Both these letters being mailed in the hotel box before he went to bed, Phil slept the sleep of him who has a clear conscience, and awoke the next morning as light-hearted and happy a lad as could be found in all British Columbia. After breakfast he took a stroll down Government Street and into the Chinese quarter, with the queer sights of which he was intensely amused and interested.

On his way back he stopped for a few minutes in a rifle gallery that presented an open front to the street. Here he was tempted by the bad marksmanship displayed by a group of sailors to show them a bit of Yankee shooting, and was lucky enough to make five bull’s-eyes in succession out of six shots. This performance was greeted by a round of hearty cheers from the sailors, and these were repeated when Phil distributed among them the prize of cigars by which his skill was rewarded.

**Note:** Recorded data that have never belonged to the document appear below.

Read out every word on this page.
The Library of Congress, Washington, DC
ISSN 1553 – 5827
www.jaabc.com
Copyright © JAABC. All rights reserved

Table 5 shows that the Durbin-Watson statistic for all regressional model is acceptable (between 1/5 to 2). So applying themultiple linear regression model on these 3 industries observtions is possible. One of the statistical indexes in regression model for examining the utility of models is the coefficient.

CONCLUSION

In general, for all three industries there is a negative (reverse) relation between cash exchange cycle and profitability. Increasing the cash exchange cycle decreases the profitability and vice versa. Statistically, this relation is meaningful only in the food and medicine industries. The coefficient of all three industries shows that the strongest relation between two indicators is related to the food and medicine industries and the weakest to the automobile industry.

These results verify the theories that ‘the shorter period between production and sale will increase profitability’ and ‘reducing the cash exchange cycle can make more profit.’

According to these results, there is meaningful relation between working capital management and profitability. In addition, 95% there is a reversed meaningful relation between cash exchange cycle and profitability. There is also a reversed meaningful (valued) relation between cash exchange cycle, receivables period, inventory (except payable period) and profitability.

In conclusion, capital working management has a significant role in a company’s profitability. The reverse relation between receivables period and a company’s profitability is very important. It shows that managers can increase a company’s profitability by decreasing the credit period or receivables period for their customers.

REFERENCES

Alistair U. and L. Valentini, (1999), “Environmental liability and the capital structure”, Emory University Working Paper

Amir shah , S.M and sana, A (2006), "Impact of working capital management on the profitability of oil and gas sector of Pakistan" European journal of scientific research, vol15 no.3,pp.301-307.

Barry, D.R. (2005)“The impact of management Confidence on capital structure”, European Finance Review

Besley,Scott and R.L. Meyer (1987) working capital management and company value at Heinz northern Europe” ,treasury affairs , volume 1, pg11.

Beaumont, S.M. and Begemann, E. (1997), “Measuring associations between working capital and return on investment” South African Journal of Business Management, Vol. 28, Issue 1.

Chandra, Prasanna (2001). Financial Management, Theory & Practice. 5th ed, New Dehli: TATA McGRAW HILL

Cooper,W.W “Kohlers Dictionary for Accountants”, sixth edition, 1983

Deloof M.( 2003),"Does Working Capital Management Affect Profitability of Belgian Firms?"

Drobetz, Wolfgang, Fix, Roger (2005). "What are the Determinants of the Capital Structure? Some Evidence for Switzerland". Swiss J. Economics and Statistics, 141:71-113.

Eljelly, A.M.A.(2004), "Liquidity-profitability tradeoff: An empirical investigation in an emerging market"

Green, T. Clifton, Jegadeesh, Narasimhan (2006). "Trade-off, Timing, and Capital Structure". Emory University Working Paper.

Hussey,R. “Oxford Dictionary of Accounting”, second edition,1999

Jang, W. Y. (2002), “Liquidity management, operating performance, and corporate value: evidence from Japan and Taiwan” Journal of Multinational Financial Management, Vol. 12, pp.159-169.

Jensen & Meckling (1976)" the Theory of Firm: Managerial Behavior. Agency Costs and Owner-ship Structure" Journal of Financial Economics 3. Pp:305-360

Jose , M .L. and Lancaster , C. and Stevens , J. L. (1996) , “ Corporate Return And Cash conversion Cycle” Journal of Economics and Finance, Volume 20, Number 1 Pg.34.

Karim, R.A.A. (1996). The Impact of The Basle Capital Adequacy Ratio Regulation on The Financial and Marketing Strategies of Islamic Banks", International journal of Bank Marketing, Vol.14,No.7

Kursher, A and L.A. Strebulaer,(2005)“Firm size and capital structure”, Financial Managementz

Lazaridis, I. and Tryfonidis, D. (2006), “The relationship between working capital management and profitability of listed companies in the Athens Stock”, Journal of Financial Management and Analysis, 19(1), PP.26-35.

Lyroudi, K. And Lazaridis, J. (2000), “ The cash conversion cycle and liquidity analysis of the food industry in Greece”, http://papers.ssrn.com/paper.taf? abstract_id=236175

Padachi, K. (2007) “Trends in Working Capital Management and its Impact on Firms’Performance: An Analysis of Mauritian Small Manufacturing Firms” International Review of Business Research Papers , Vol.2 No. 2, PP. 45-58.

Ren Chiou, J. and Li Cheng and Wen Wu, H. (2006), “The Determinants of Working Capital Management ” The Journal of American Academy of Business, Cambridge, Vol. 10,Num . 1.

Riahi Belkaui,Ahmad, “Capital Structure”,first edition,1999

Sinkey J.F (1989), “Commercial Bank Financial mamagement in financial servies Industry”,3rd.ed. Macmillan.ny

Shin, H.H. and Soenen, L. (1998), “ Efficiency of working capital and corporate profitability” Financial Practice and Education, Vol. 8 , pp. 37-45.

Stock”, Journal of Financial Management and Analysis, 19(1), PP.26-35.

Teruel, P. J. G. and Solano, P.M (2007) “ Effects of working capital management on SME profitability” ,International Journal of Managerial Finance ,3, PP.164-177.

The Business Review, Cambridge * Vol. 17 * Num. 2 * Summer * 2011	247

In the afternoon he rode by electric car out to Esquimault, or ’Squimault, as the splendidly fortified harbor and British naval station of the Pacific coast is called. Here he went on board the Royal Arthur, one of the finest cruisers in her Majesty’s navy, and was shown all over the ship by a marine especially detailed for that purpose. Then he made the acquaintance of a middy, who invited him to dine with the steerage mess, and he had altogether such a fine time that the sun set long before he thought it ought to, and it was dark before he finally returned to his hotel.

Learning, by inquiry, that the Alaskan steamer was in, and that he had barely time to catch her, he ordered a cab to be in readiness, rushed up-stairs for his things, and then back again to the office, where it only remained for him to pay his bill and be off.